I made a decision in 2006 to stop buy buying anything new and for the most part I’ve kept to it. Sure there have been a few new things that snuck in, but they’ve been the exception, not the rule. It’s saved us countless thousands of dollars, but it’s also been an environmental win as my “purchases” aren’t made from virgin materials, are packaging free and utilize an object that would otherwise hit the landfill. Unfortunately, some of those things have been initially disgusting.

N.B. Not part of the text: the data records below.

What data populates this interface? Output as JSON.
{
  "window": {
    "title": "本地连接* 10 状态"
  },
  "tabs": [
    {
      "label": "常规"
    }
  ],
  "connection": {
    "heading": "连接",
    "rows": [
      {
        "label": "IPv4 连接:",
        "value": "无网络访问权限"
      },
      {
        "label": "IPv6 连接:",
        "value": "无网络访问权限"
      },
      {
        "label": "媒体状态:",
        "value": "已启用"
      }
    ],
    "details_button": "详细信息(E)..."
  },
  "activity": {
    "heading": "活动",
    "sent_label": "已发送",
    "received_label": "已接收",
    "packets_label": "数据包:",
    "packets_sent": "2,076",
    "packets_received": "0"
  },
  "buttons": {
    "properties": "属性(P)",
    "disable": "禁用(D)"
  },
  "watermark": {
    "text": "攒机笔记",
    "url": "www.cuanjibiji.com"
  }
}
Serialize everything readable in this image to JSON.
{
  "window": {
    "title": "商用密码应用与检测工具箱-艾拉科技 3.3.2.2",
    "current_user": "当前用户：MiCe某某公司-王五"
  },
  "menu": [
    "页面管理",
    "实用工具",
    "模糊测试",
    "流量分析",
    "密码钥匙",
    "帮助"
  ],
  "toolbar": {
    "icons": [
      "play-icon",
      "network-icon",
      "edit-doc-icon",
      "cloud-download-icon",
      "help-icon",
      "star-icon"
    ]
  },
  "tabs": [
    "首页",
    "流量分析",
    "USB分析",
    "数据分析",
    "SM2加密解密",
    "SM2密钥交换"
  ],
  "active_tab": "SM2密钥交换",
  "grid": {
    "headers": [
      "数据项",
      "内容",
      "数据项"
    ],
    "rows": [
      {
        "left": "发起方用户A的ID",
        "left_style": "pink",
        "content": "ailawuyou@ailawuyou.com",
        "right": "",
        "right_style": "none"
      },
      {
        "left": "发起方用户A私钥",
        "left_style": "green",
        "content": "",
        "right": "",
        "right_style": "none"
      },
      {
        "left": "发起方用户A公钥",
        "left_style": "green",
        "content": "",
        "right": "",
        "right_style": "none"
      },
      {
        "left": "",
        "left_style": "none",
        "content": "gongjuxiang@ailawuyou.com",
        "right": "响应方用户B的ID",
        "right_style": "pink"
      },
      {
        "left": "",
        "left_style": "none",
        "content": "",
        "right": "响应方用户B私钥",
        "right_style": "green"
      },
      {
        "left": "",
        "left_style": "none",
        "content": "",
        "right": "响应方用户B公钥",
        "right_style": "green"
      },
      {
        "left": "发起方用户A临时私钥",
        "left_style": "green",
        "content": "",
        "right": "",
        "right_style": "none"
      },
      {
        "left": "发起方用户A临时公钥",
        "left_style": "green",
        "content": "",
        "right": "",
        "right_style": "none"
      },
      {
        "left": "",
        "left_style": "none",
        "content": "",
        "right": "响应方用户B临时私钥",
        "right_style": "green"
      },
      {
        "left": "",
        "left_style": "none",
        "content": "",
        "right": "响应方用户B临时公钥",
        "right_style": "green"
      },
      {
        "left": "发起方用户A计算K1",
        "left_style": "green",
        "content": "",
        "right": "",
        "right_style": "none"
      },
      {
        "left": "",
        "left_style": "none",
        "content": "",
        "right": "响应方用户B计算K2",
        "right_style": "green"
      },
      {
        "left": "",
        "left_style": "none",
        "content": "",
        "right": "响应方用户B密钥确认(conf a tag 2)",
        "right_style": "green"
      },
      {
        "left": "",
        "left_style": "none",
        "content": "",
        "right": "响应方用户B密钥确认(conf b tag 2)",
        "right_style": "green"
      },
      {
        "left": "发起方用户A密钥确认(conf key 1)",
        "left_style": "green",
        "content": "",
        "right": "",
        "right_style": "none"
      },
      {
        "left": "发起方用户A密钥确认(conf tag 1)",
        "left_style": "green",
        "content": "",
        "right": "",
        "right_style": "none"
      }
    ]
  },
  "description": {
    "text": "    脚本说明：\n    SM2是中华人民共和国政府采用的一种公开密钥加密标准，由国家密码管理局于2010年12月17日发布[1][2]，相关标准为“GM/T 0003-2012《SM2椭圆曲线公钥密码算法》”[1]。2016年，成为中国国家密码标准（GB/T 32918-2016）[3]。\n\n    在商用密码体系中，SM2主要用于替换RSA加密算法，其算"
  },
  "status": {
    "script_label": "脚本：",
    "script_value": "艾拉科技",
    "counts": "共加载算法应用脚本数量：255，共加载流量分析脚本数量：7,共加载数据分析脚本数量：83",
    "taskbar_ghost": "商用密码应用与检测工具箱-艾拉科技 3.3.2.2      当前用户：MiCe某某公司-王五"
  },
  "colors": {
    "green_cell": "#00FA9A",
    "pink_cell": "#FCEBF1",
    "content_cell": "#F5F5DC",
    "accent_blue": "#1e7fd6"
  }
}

Take the above free plastic bin as an example. I brought it home yesterday from our neighbor association cleanup event, even though it was filthy and contained four pennies, a bobby pin, hair and general detritus. However, it was completely intact and there are very few things in this world that can’t be cleaned, repaired or otherwise brought back into circulation.
I’m not exaggerating:
So what did I do? I wiped out the bin and ran it through the dishwasher, along with the pennies. (What am I, a Rockefeller to turn down 4¢?) I even located this exact bin on the Target website, priced at $8.
I wasn’t sure how I’d utilize the bin, but it turned out to be actually exactly the right size to hold the our ping pong supplies and a random video game cord. These things had previously been loose on this closet bookshelf, which is now a bit more organized.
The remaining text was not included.